Fathers & Sons, Race & Class, Exploitation & Apartheid, but Not Really: ‘Black Cobra’

Black Cobra is about fathers and sons, race and class, exploitation, and the remnants of apartheid in South Africa. Okay, it wants to be about those things, however, it ends up not being about any of them. Just because a character mentions them once, doesn’t mean they’re important in your movie. The only one of these themes that are introduced early that actually remains beyond the opening scene is the fathers and sons.

Martial arts student Sizwe Biko (T.J. Storm) must sell some diamonds that have been in his family for 100 years (there’s an inevitable “family jewels” joke lurking in here somewhere) in order to get his dying father out of prison. Sizwe longs to be near his father, a former political activist, once again.

The man Sizwe sells his diamonds to, a Los Angeles Yakuza named Tanaka (Cary-Hiroyuki Tagawa), is a father himself. While Sizwe is a good man, the kind of man you’d be proud to call son, Tanaka’s son is a constant disappointment, disloyal, greedy, and spoiled. It is this contrast that… well… I’m not sure what this dichotomy is supposed to accomplish, but it’s there.

This emptiness is indicative of Black Cobra, and the result is a messy, slapped together attempt at a martial arts movie. In spirit it is a throwback to blaxploitation chopsocky films like Jim Kelly’s Black Belt Jones and Hot Potato. Too bad it pales in comparison. Those films are campy and fun, and Black Cobra is just terrible on all fronts.

Perhaps the biggest sin is the lackluster fight scenes. You can forgive a lot in a low-budget martial arts film, but the one thing you absolutely cannot do is have lame action. If your movie is built around fighting, the fighting can’t suck. But it does. Storm is a decorated martial artist and stunt veteran of dozens of action films, but the hand-to-hand scenes are so cut up that they’re damn near unwatchable. There’s an edit after almost every punch or kick, and the finished product is jarring to watch. There is absolutely no flow.

Overly obvious dialogue weighs Black Cobra down. Characters say things like, “I haven’t seen you since San Diego State,” that no real person would say. Combine this with unnecessary characters—like a pair of private investigators—and asides that never amount to anything or go anywhere, and the movie is as jumbled and confusing as it is cheesy. Sizwe goes to visit his sensei before travelling to LA—why you’re not sure, he’s only going to be gone a few days—but at first it’s like he just went into the woods to fight some guy who doesn’t talk. This scene plays out like a hazy dream, and you keep waiting for him to wake up, or anything to make any sense at all.

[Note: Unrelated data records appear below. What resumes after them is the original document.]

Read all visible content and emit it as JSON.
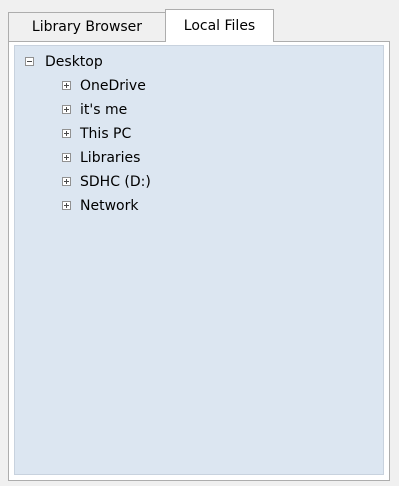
{
  "tabs": [
    {
      "label": "Library Browser",
      "active": false
    },
    {
      "label": "Local Files",
      "active": true
    }
  ],
  "tree": {
    "root": {
      "label": "Desktop",
      "expanded": true
    },
    "children": [
      {
        "label": "OneDrive",
        "expanded": false
      },
      {
        "label": "it's me",
        "expanded": false
      },
      {
        "label": "This PC",
        "expanded": false
      },
      {
        "label": "Libraries",
        "expanded": false
      },
      {
        "label": "SDHC (D:)",
        "expanded": false
      },
      {
        "label": "Network",
        "expanded": false
      }
    ]
  },
  "colors": {
    "tree_background": "#dce6f1",
    "window_background": "#f0f0f0",
    "border": "#adadad"
  }
}
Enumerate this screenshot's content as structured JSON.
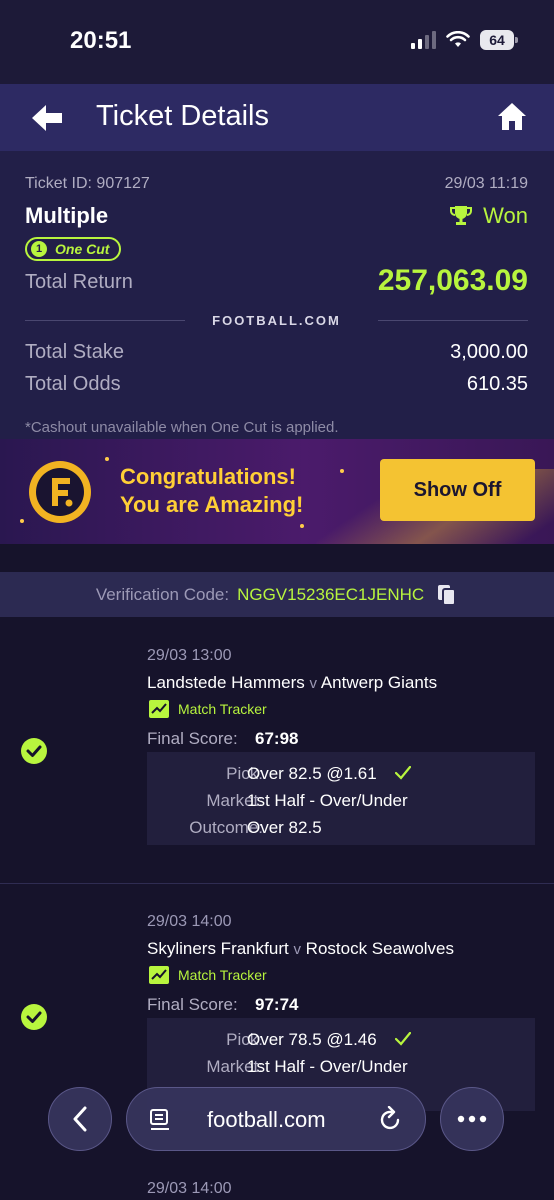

Various segments of Black Cobra has a different visual style and it seems like every act is directed by a new person. But it wasn’t. Scott Donovan directs the whole thing. One scene every edit is a fade. Each shot fades to black then back in again, almost like a movie trailer. There is while where a shaky-cam style takes over, the already mentioned rose-tinted dreamy sequence, and an attempt to pull off multiple split screens. This mishmash of styles is jammed together into a messy ball that threatens to break apart in your hands.

These are just a few of the bigger problems, but there are tons more to contend with before you finish Black Cobra. It throws you into the story with no set up. A tired running gag where people riff on Sizwe’s name just won’t die. Swizzle stick, Swizz, Sizzling Bacon, are a few of the choicest gems. One poorly placed flashback derails what little pace there is. And of course there’s an absurd catfight between two women who are only in the film to do just that, which devolves into a pillow fight.

The longer Black Cobra goes on the more ridiculous it becomes. For a second—just a second—you get the idea that things might get so silly that it could redeem the movie. Unfortunately the film never goes that far overboard, and you’re left with a steaming pile.

This one instance epitomizes what is wrong with Black Cobra. When a character is asked, “Why did you betray me?” his answer is, “It’s more complicated than that,” and nothing more.

The DVD of Black Cobra is similarly dull. Eleven minutes of deleted scenes are made up of awkward scenes between Sizwe and his wife, and moments that would have stretched out already painfully long scenes. An alternate ending is a tedious attempt to set up a sequel, one that is even worse than the try left in the finished movie. A blooper reel is exactly what you expect; flubbed lines, actors forgetting their lines, and botched kung fu moves. There is not much here worth paying attention to.